Aujourd’hui, il existe deux façons de communiquer. L’une « asynchrone » et l’autre « synchrone ». La première concerne les SMS ou les applications comme Whatsapp et Messenger, que l’on utilise au quotidien. Mais la fonction « texte » rencontre plusieurs limites : un manque de rapidité, des émotions limitées, la nécessité de mobiliser ses deux mains pour écrire… Quant à Skype et Facetime, elles reposent directement sur la deuxième méthode. Mais les interlocuteurs sont contraints d’être disponibles au même moment. De plus en plus intrusif, l’appel doit être planifié en avance. Chez Tribe, nous faisons naître la messagerie de demain, qui sera vidéo, audio et 100 % asynchrone.

 

Le segment de la messagerie n’est-il pas déjà saturé ? 

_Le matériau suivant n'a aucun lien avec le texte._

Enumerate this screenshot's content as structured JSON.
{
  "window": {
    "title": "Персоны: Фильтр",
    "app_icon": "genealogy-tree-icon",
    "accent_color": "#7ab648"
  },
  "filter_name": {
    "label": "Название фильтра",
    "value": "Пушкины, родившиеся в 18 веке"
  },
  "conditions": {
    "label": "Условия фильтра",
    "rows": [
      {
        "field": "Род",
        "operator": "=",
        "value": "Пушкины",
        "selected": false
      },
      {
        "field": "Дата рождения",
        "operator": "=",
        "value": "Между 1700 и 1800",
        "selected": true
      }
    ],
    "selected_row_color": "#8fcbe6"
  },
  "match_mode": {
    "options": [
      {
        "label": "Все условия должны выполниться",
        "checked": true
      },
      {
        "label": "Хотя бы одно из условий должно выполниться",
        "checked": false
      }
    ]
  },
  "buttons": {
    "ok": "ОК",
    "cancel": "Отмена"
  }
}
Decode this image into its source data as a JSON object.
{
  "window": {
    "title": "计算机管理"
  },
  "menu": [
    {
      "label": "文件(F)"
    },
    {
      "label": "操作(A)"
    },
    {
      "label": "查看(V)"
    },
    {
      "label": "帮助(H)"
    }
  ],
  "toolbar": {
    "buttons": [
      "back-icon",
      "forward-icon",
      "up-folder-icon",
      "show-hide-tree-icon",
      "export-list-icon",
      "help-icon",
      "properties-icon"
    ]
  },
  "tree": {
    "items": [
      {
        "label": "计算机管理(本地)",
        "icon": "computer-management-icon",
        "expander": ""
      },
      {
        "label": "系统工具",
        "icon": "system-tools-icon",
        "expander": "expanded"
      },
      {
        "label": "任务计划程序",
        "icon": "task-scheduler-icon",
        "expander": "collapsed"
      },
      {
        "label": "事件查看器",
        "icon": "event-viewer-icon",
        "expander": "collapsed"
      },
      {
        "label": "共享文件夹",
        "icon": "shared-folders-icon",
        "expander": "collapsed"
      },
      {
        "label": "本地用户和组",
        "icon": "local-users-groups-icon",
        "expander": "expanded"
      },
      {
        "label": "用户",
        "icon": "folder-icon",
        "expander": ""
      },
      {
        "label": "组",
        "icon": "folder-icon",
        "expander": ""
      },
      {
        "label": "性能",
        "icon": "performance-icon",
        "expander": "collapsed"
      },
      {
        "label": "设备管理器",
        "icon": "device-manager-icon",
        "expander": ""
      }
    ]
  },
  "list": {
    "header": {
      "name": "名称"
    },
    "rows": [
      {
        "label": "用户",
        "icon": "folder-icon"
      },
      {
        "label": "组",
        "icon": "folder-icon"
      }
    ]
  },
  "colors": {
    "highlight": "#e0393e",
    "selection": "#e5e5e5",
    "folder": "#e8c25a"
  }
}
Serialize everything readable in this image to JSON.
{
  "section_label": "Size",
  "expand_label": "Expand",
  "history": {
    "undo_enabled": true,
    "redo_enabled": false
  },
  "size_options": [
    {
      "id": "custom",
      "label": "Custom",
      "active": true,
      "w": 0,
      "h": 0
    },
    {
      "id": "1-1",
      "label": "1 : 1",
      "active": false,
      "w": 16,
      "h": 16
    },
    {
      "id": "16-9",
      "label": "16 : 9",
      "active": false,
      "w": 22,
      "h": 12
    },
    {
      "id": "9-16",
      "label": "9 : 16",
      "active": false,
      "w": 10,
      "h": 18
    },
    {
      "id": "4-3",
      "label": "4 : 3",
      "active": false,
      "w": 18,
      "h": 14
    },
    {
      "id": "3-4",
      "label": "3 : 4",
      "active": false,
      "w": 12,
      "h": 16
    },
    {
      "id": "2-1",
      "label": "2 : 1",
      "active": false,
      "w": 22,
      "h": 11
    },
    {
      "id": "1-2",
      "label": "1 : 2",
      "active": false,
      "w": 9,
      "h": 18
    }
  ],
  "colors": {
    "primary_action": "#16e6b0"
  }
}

Le dating était saturé avant que Tinder n’arrive. Les plates-formes de blogs étaient saturées avant que Medium n’arrive. La musique en ligne était saturée avant l’arrivée de Spotify. Le point commun de toutes ces start-up : construire une nouvelle expérience utilisateur, entièrement basée sur le design et la simplicité. Pour Tribe, c’est pareil.

 

Comment vous différenciez-vous de l’application Snapchat ?

Créé sur le même concept que Tribe de communication vidéo en « one to one », le modèle Snapchat a bien évolué en cinq ans. Elle est devenue une application de broadcast, avec 80 % des contenus postés qui sont publics. En créant ses « stories » [qui permettent de conserver les photos et vidéos pendant 24 heures, idéal pour raconter sa journée], Snapchat s’éloigne de la concurrence messagerie (Messenger, Whatsapp…) pour devenir concurrent d’Instagram, Facebook et autres applications de diffusion publique.

 

Votre dernière levée de fonds auprès de Sequoia Capital impressionne. Aspirez-vous à devenir un Apple, un Google ou un YouTube ? 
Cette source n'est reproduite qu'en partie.